WE are not all on the same page, and for every optimistic science article there seems to be published a negative science article. Sadly, catastrophe such as symptoms/effects of climate change resembles order until the last possible second. Thank you for the hope, however, Steve.
Amen.
This article is wonderful news! But – my fear is that any indication that there is a faster way to alleviate the warming crescendo will be grabbed by those averse to reducing or limiting the activities and industries as verification that they don’t need to do a thing. And, sadly, the enlightenment we received about how the general population will behave during a public emergency – not, as it turned out, in favor of the societal good – can be added to the general sense of hopelessness against overwhelming bad news. Still, those of us who DO care CAN do what we can by both taking individual action and being a positive face for those people around us who consider recycling a hassle and cheap oil and gas a given. BTW, in our community glass recycling was stopped because the cost of trucking the glass to the recycling center was considered too expensive. Meanwhile, our garbage is trucked to Georgia (we are in central Florida), and the trash mountains left behind by decommissioned garbage dumps can be developed. So many facets.
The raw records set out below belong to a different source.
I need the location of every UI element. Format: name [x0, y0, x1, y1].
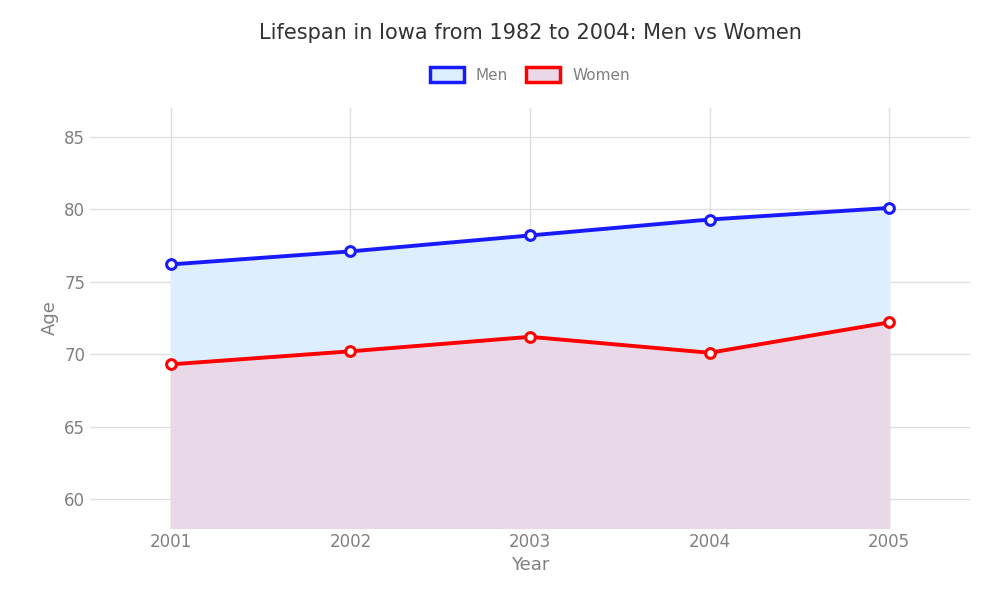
- Line: Men: Men: [166, 203, 894, 269]
- Women: [704, 349, 716, 356]
- Women: [344, 348, 356, 355]
- Women: [165, 361, 177, 368]
- Women: [883, 319, 895, 326]
- Line: Women: Women: [166, 317, 894, 369]
- Men: [165, 261, 177, 268]
- Legend: Men, Women: Men, Women: [424, 61, 636, 89]
- Women: [524, 333, 536, 340]
- Men: [883, 205, 895, 212]
- Title: Lifespan in Iowa from 1982 to 2004: Men vs Women: Lifespan in Iowa from 1982 to 2004: Men …: [259, 23, 801, 43]
- Men: [344, 248, 356, 255]
- Men: [524, 232, 536, 239]
- Men: [704, 216, 716, 223]
- Y-axis label: Age: Age: [41, 301, 59, 335]
- X-axis label: Year: Year: [511, 556, 549, 574]
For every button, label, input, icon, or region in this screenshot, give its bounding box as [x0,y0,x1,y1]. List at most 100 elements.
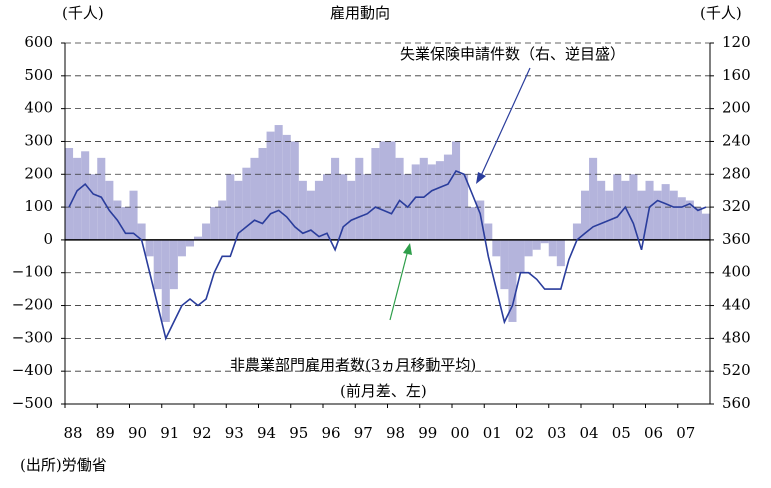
y2-tick-label: 400 [722,263,751,281]
x-tick-label: 04 [579,424,598,442]
bar [331,157,340,240]
annotation: 失業保険申請件数（右、逆目盛） [400,45,625,63]
annotation: (前月差、左) [340,382,427,400]
bar [669,190,678,240]
x-tick-label: 05 [612,424,631,442]
bar [693,207,702,240]
bar [242,167,251,240]
bar [161,239,170,322]
bar [129,190,138,240]
bar [81,151,90,240]
bar [540,239,549,244]
bar [266,131,275,240]
bar [556,239,565,267]
bar [89,174,98,240]
y2-tick-label: 440 [722,296,751,314]
line [68,170,707,341]
bar [661,184,670,240]
bar [677,197,686,240]
bar [121,207,130,240]
y2-tick-label: 120 [722,33,751,51]
annotation: 非農業部門雇用者数(3ヵ月移動平均) [230,356,476,374]
bar [355,157,364,240]
bar [460,174,469,240]
y2-tick-label: 320 [722,197,751,215]
x-tick-label: 91 [160,424,179,442]
x-tick-label: 94 [257,424,276,442]
chart-title: 雇用動向 [330,4,390,22]
bar [476,200,485,240]
bar [234,180,243,240]
bar [395,157,404,240]
bar [589,157,598,240]
bar [379,141,388,240]
bar [468,207,477,240]
y-tick-label: −500 [12,394,53,412]
bar [274,125,283,240]
arrow [389,249,409,321]
bar [435,161,444,240]
bar [484,223,493,240]
y-tick-label: 400 [24,99,53,117]
bar [524,239,533,257]
bar [508,239,517,322]
bar [153,239,162,290]
bar [185,239,194,247]
bar [500,239,509,290]
y-unit-left: (千人) [62,4,104,22]
bar [637,190,646,240]
bar [653,190,662,240]
y-tick-label: 200 [24,164,53,182]
source: (出所)労働省 [20,456,107,474]
bar [419,157,428,240]
bar [258,148,267,240]
y-tick-label: −300 [12,328,53,346]
y-tick-label: 600 [24,33,53,51]
y-tick-label: −200 [12,296,53,314]
y2-tick-label: 280 [722,164,751,182]
y-tick-label: 100 [24,197,53,215]
bar [210,207,219,240]
bar [97,157,106,240]
x-tick-label: 01 [483,424,502,442]
bar [621,180,630,240]
x-tick-label: 06 [644,424,663,442]
y-unit-right: (千人) [700,4,742,22]
x-tick-label: 02 [515,424,534,442]
bar [65,148,74,240]
bar [701,213,710,240]
y2-tick-label: 480 [722,328,751,346]
x-tick-label: 03 [547,424,566,442]
x-tick-label: 99 [418,424,437,442]
y-tick-label: −100 [12,263,53,281]
bar [290,141,299,240]
bar [73,157,82,240]
bar [411,164,420,240]
bar [452,141,461,240]
bar [492,239,501,257]
bar [169,239,178,290]
bar [581,190,590,240]
bar [177,239,186,257]
bar [314,180,323,240]
arrow-head [403,243,412,255]
bar [145,239,154,257]
bar [605,190,614,240]
bar [597,180,606,240]
y2-tick-label: 200 [722,99,751,117]
bar [516,239,525,273]
bar [202,223,211,240]
bar [443,154,452,240]
arrow [479,67,531,179]
x-tick-label: 88 [63,424,82,442]
x-tick-label: 96 [321,424,340,442]
bar [387,141,396,240]
y-tick-label: 0 [43,230,53,248]
arrow-head [476,172,486,184]
y2-tick-label: 560 [722,394,751,412]
bar [371,148,380,240]
x-tick-label: 92 [192,424,211,442]
bar [306,190,315,240]
bar [548,239,557,257]
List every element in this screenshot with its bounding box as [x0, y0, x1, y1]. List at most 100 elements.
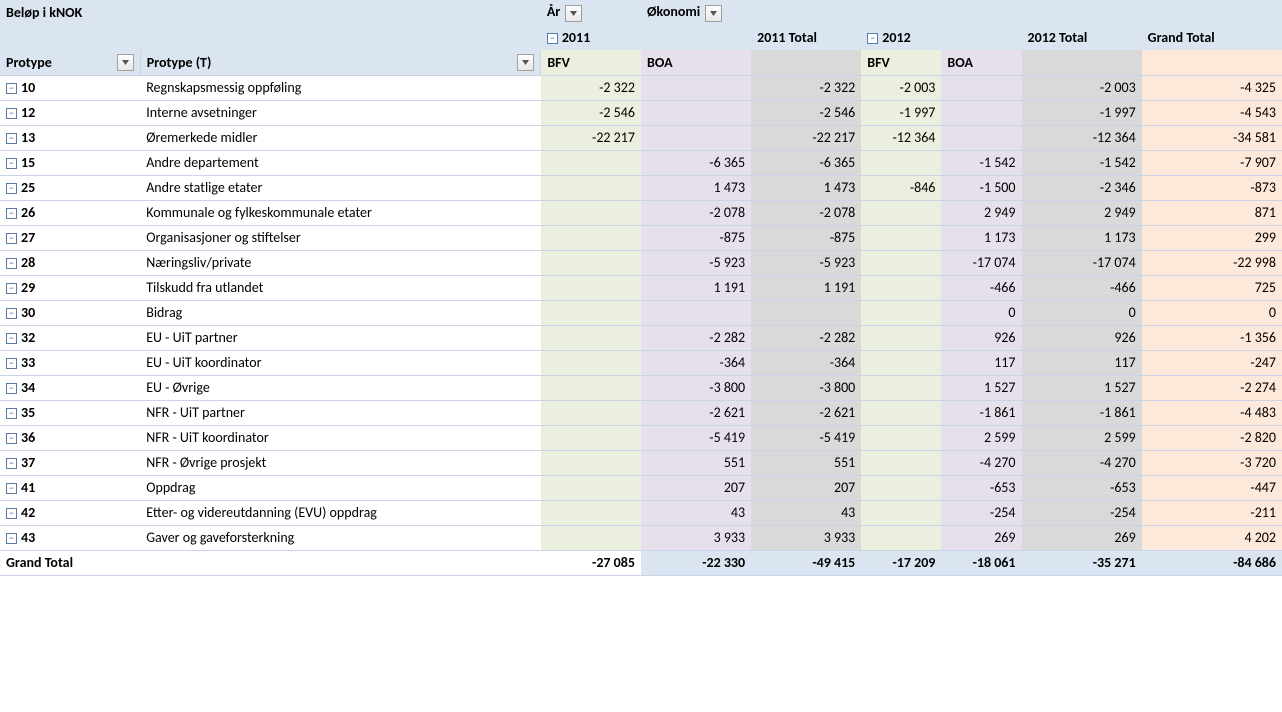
- cell-bfv2: -2 003: [861, 75, 941, 100]
- row-code[interactable]: −43: [0, 525, 140, 550]
- cell-boa1: 1 473: [641, 175, 751, 200]
- row-code[interactable]: −12: [0, 100, 140, 125]
- table-row: −15Andre departement-6 365-6 365-1 542-1…: [0, 150, 1282, 175]
- cell-bfv1: [541, 250, 641, 275]
- collapse-icon[interactable]: −: [6, 433, 17, 444]
- cell-boa2: [941, 100, 1021, 125]
- row-code[interactable]: −34: [0, 375, 140, 400]
- collapse-icon[interactable]: −: [867, 33, 878, 44]
- cell-bfv1: [541, 425, 641, 450]
- row-code[interactable]: −10: [0, 75, 140, 100]
- cell-boa2: 0: [941, 300, 1021, 325]
- boa2-header: BOA: [941, 50, 1021, 75]
- cell-boa2: -1 500: [941, 175, 1021, 200]
- cell-bfv2: [861, 150, 941, 175]
- collapse-icon[interactable]: −: [6, 233, 17, 244]
- year2-total-header: 2012 Total: [1022, 25, 1142, 50]
- collapse-icon[interactable]: −: [6, 158, 17, 169]
- econ-header[interactable]: Økonomi: [641, 0, 751, 25]
- row-code[interactable]: −32: [0, 325, 140, 350]
- table-row: −41Oppdrag207207-653-653-447: [0, 475, 1282, 500]
- row-label: EU - UiT partner: [140, 325, 541, 350]
- cell-tot1: -364: [751, 350, 861, 375]
- cell-gt: -2 274: [1142, 375, 1282, 400]
- cell-boa2: 926: [941, 325, 1021, 350]
- collapse-icon[interactable]: −: [6, 483, 17, 494]
- row-label: Interne avsetninger: [140, 100, 541, 125]
- collapse-icon[interactable]: −: [6, 458, 17, 469]
- cell-boa1: -2 282: [641, 325, 751, 350]
- collapse-icon[interactable]: −: [6, 383, 17, 394]
- row-code[interactable]: −36: [0, 425, 140, 450]
- cell-bfv1: [541, 200, 641, 225]
- row-code[interactable]: −42: [0, 500, 140, 525]
- cell-boa2: -653: [941, 475, 1021, 500]
- collapse-icon[interactable]: −: [6, 83, 17, 94]
- row-code[interactable]: −30: [0, 300, 140, 325]
- dropdown-icon[interactable]: [565, 5, 582, 22]
- cell-tot2: 269: [1022, 525, 1142, 550]
- cell-tot1: 207: [751, 475, 861, 500]
- collapse-icon[interactable]: −: [6, 308, 17, 319]
- table-row: −43Gaver og gaveforsterkning3 9333 93326…: [0, 525, 1282, 550]
- grand-bfv2: -17 209: [861, 550, 941, 575]
- row-label: Andre departement: [140, 150, 541, 175]
- dropdown-icon[interactable]: [517, 54, 534, 71]
- row-code[interactable]: −27: [0, 225, 140, 250]
- cell-boa2: -17 074: [941, 250, 1021, 275]
- table-row: −26Kommunale og fylkeskommunale etater-2…: [0, 200, 1282, 225]
- collapse-icon[interactable]: −: [6, 258, 17, 269]
- cell-bfv2: -12 364: [861, 125, 941, 150]
- row-code[interactable]: −28: [0, 250, 140, 275]
- collapse-icon[interactable]: −: [6, 408, 17, 419]
- cell-gt: -3 720: [1142, 450, 1282, 475]
- cell-boa1: 3 933: [641, 525, 751, 550]
- row-label: Andre statlige etater: [140, 175, 541, 200]
- collapse-icon[interactable]: −: [547, 33, 558, 44]
- cell-gt: -1 356: [1142, 325, 1282, 350]
- cell-boa2: 2 599: [941, 425, 1021, 450]
- cell-boa2: 269: [941, 525, 1021, 550]
- cell-bfv2: [861, 325, 941, 350]
- collapse-icon[interactable]: −: [6, 108, 17, 119]
- collapse-icon[interactable]: −: [6, 333, 17, 344]
- row-code[interactable]: −37: [0, 450, 140, 475]
- collapse-icon[interactable]: −: [6, 283, 17, 294]
- collapse-icon[interactable]: −: [6, 133, 17, 144]
- collapse-icon[interactable]: −: [6, 358, 17, 369]
- cell-tot2: -17 074: [1022, 250, 1142, 275]
- table-row: −13Øremerkede midler-22 217-22 217-12 36…: [0, 125, 1282, 150]
- cell-boa1: -364: [641, 350, 751, 375]
- cell-bfv2: [861, 425, 941, 450]
- cell-boa2: -254: [941, 500, 1021, 525]
- row-code[interactable]: −26: [0, 200, 140, 225]
- collapse-icon[interactable]: −: [6, 183, 17, 194]
- row-code[interactable]: −15: [0, 150, 140, 175]
- row-code[interactable]: −33: [0, 350, 140, 375]
- collapse-icon[interactable]: −: [6, 208, 17, 219]
- row-code[interactable]: −25: [0, 175, 140, 200]
- boa1-header: BOA: [641, 50, 751, 75]
- cell-bfv1: [541, 325, 641, 350]
- row-code[interactable]: −13: [0, 125, 140, 150]
- cell-tot2: -1 861: [1022, 400, 1142, 425]
- table-row: −35NFR - UiT partner-2 621-2 621-1 861-1…: [0, 400, 1282, 425]
- protype-t-header[interactable]: Protype (T): [140, 50, 541, 75]
- year2-header[interactable]: −2012: [861, 25, 1021, 50]
- row-label: NFR - UiT partner: [140, 400, 541, 425]
- row-code[interactable]: −29: [0, 275, 140, 300]
- year-header[interactable]: År: [541, 0, 641, 25]
- collapse-icon[interactable]: −: [6, 533, 17, 544]
- row-code[interactable]: −41: [0, 475, 140, 500]
- cell-bfv2: [861, 350, 941, 375]
- cell-tot1: -2 282: [751, 325, 861, 350]
- row-label: Bidrag: [140, 300, 541, 325]
- table-row: −28Næringsliv/private-5 923-5 923-17 074…: [0, 250, 1282, 275]
- row-label: EU - Øvrige: [140, 375, 541, 400]
- dropdown-icon[interactable]: [117, 54, 134, 71]
- row-code[interactable]: −35: [0, 400, 140, 425]
- collapse-icon[interactable]: −: [6, 508, 17, 519]
- year1-header[interactable]: −2011: [541, 25, 751, 50]
- protype-header[interactable]: Protype: [0, 50, 140, 75]
- dropdown-icon[interactable]: [705, 5, 722, 22]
I’m assuming you mean the pandemic, in terms of how the population will behave during a public emergency, but that depends on where you live, of course (my neck of the woods is highest vaxxed in country, and people don’t fight about masks very much, for instance). But the point is well taken and I would have said I agree entirely even a week ago, but the way the world has reacted to the invasion of Ukraine has given me up hope that we can act quickly, and together, when the threat seems immediately existential. Not sure yet how we get there regarding climate change though.
Yes, it is heartening to see people gathering in support of the Ukraine!
As the general population is directly affected by climate change, they will come to understand that something greater than individual effort must be done. For instance, when they can’t visit their favorite beach because the highways accessing these places are inundated by tidal fluctuations -or- are forced to pay high prices for water at their hotels and rentals because there simply isn’t any potable source, they will start to realize the gravity of the situation.
Great article, thanks for writing something that I can completely relate to. I shall share especially with my fellow Climate Reality Leaders as we so often wonder whether we are having any affect.
Sadly, Smith said it best.
https://m.youtube.com/watch?v=Hp2adrUaiyI
“No individual raindrop believes it is responsible for the flood”. Until people actually give up driving, traveling on airlines, air conditioning, ordering crap on amazon, etc., (especially the young climate change fanatics), CO2 will probably continue to increase. On the plus side, humans, and most other creatures, do way better on a warm planet than they do in an ice age.